Добавить в цитаты Настройки чтения

Страница 38 из 40



Учитель что-то пробурчал себе под нос, я не расслышал и не стал переспрашивать.

— Так это продолжалось… А когда его… когда он погиб, я решил, что произошла очередная склейка, причем в тот момент, когда в другой реальности кто-то действительно всадил Алику нож в грудь. Да, тот самый нож, один из тех, что лежали в ящике. Нож остался там, на другой ветви, у того ножа на лезвии запеклась кровь, а на рукоятке легко найти отпечатки пальцев убийцы. А здесь на ножах ничего не было и быть не могло. В тот момент я был в шоке, и у меня совершенно вылетело из головы… Я не подумал: если произошла склейка, и одно сердце сменилось на другое… Почему в груди нашего Алика оказалась эта рана? Почему на рубашке остался разрез? Странно, что мое внимание на это обратили вы! Логика, да? Мне ее не хватало… Это понятно, прежде такие странные склейки не происходили, но я видел… Собственно, то же, что видели вы: никто не мог убить Алика, никто этого не хотел, и орудия преступления не было тоже. Значит, склейка, значит, это сделал кто-то в другой ветви…

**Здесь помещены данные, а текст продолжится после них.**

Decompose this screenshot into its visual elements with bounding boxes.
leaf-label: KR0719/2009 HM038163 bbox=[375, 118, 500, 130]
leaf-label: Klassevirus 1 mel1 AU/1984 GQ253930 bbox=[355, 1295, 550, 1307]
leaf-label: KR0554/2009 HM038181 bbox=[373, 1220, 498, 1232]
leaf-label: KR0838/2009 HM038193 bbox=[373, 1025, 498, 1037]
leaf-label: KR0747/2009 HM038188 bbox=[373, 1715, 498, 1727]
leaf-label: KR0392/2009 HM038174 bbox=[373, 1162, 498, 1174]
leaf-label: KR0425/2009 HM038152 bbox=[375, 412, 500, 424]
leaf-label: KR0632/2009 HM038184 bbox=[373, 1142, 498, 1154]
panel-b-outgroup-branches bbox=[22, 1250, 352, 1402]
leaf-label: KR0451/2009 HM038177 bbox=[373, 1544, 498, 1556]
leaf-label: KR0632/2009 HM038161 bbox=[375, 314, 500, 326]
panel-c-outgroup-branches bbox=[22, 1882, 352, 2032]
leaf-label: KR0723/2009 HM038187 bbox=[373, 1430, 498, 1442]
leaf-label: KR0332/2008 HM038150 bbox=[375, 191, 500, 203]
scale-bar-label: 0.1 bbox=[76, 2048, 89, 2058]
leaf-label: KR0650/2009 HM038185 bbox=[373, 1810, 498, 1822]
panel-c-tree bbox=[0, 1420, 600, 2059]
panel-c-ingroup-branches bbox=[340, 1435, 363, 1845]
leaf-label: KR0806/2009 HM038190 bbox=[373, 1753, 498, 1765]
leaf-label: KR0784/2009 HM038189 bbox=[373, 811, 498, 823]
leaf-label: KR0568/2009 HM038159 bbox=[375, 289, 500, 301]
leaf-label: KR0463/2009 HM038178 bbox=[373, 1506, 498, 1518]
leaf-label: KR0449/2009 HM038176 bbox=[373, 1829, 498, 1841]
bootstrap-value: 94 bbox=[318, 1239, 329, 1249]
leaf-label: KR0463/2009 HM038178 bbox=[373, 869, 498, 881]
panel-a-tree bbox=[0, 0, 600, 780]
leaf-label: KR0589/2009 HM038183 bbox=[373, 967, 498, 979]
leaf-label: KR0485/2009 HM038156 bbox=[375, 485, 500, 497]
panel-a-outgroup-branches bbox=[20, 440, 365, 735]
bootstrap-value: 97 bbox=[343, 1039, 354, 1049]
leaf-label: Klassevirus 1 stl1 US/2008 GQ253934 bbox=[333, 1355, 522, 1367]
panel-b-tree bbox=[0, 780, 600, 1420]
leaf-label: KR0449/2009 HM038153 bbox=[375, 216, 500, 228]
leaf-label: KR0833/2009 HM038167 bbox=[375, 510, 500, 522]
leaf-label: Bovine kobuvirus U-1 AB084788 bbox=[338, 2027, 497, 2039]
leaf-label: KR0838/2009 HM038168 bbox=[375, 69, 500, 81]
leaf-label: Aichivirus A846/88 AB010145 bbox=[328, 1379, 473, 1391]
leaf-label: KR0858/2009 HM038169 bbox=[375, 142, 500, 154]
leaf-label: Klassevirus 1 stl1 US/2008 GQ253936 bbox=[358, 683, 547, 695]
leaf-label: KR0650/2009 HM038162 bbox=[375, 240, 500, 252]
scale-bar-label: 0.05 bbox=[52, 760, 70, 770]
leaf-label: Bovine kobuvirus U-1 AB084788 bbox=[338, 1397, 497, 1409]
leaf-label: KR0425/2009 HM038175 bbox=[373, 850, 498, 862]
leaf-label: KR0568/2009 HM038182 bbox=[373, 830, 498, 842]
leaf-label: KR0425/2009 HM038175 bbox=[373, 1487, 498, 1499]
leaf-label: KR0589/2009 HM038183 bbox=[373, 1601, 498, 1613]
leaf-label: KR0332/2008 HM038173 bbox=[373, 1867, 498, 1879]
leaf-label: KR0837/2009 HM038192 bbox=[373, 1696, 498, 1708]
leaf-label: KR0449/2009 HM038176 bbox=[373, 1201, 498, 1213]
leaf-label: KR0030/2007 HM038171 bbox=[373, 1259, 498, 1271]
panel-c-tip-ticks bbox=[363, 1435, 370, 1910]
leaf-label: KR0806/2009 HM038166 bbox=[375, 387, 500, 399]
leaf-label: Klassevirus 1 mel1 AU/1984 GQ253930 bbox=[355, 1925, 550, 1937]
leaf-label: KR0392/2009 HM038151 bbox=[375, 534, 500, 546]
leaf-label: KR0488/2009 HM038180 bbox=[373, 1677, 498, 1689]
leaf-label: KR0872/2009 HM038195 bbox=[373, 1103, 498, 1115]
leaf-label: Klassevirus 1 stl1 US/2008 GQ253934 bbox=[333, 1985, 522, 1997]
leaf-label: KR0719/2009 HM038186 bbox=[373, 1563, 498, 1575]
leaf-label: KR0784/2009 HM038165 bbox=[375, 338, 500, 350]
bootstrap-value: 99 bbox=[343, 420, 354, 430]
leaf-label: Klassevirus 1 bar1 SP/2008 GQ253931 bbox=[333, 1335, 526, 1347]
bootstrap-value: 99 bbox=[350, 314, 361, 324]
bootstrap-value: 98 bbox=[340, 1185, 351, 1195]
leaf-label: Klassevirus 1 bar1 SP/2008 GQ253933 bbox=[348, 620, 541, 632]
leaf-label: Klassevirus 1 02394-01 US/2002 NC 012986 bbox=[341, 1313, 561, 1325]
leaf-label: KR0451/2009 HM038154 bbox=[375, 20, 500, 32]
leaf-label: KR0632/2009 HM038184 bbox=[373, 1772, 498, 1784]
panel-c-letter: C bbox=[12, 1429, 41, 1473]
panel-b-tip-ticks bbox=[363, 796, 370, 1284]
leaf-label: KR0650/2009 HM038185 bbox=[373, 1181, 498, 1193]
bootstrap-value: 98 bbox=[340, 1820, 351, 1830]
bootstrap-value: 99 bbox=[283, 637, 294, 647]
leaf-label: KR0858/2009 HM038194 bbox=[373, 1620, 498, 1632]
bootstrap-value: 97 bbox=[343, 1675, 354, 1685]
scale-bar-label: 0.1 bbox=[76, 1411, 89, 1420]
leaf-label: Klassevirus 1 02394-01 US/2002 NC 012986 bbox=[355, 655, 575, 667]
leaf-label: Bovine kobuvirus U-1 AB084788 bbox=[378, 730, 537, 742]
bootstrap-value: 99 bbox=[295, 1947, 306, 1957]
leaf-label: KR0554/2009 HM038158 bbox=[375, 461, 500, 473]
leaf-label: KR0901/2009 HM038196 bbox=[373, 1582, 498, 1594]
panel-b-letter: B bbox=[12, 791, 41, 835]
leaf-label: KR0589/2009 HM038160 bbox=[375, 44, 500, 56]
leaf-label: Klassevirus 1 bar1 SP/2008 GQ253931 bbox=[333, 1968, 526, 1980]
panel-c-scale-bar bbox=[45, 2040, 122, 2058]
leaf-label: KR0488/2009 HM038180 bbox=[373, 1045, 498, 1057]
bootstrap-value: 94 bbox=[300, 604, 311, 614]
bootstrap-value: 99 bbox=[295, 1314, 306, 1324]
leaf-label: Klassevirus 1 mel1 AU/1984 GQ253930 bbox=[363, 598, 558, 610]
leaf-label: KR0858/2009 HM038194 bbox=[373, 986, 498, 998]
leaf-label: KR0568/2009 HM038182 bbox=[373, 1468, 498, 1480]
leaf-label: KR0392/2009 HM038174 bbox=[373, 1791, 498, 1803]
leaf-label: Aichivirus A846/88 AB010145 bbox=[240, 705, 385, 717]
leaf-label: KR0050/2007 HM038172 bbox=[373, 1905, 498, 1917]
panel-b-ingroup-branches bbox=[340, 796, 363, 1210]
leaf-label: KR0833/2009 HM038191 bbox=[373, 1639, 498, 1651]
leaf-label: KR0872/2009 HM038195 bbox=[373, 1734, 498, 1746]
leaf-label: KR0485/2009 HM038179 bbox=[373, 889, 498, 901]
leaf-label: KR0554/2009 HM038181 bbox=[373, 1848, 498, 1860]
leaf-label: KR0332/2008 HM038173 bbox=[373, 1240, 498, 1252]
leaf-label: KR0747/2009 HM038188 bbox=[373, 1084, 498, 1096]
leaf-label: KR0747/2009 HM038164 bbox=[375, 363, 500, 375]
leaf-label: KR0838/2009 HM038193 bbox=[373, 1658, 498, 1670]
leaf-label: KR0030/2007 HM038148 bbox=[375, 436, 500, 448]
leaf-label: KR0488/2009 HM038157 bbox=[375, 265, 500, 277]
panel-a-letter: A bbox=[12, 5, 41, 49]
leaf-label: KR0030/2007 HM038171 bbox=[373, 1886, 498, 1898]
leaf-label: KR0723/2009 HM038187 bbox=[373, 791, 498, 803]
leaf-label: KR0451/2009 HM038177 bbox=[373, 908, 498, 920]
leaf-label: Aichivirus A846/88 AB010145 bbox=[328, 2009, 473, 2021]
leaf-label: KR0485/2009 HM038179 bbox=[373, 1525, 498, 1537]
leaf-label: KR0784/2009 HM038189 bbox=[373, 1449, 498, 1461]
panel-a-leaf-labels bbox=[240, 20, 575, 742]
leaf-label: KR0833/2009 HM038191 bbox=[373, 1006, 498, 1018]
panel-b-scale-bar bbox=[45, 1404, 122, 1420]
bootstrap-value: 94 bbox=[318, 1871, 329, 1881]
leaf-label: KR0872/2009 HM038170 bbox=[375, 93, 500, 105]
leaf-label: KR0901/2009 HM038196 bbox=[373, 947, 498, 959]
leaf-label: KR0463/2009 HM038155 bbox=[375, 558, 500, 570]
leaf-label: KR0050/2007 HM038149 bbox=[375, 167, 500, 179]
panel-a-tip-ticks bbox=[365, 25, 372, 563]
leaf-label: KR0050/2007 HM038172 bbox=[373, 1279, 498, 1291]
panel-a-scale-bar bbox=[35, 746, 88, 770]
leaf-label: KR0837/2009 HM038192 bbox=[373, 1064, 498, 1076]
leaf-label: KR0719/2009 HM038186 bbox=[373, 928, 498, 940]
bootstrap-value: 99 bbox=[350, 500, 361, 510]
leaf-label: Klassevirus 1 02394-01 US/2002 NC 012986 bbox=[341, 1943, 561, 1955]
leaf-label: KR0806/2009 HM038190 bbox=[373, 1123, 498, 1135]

Я стал думать: кто? Если мотив возник у кого-то в другой реальности уже после того, как произошло ответвление, то вычислить убийцу я несмог бы ни при каких обстоятельствах — что я мог знать о причинах и следствиях, к нашему миру не имевших никакого отношения? Но если причины возникли еще здесь… Скажем, здесь когда-то у Алика появился враг, настолько серьезный, что мог подумать о том, чтобы избавиться от него… А потом он сделал выбор. В нашей реальности все обошлось — они или помирились, или этот враг решил действовать иным способом. А на другой ветви он принял иное решение: убить. И убил. Время в других ветвях движется иначе. Там может быть даже год иной, раньше или позже…

В общем, я стал думать и вспомнил кое о каких событиях… Вы знаете о моих встречах с Ингой и Шаулем. В нашей реальности эти люди давно с Аликом не виделись, но в другой ветви кто-то из них мог… Сначала я все делал неправильно, то есть выводы мои вели совершенно в другую сторону, я думал… Впрочем, вам, наверно, не интересно, что я думал, это мои проблемы, верно? А вывод, к которому я пришел к вечеру: Алика убила Инга. Мотив у нее был — она очень ревнивая и самолюбивая женщина, у нее с Аликом был роман, очень бурный, Ира ничего не подозревала… то есть мы с Аликом так думали… Потом он Ингу оставил, она не стерпела обиды, пришла как-то к Алику в отсутствие Иры выяснять отношения… не здесь пришла, на другой ветви… Произошла сцена, Инга не сдержалась и…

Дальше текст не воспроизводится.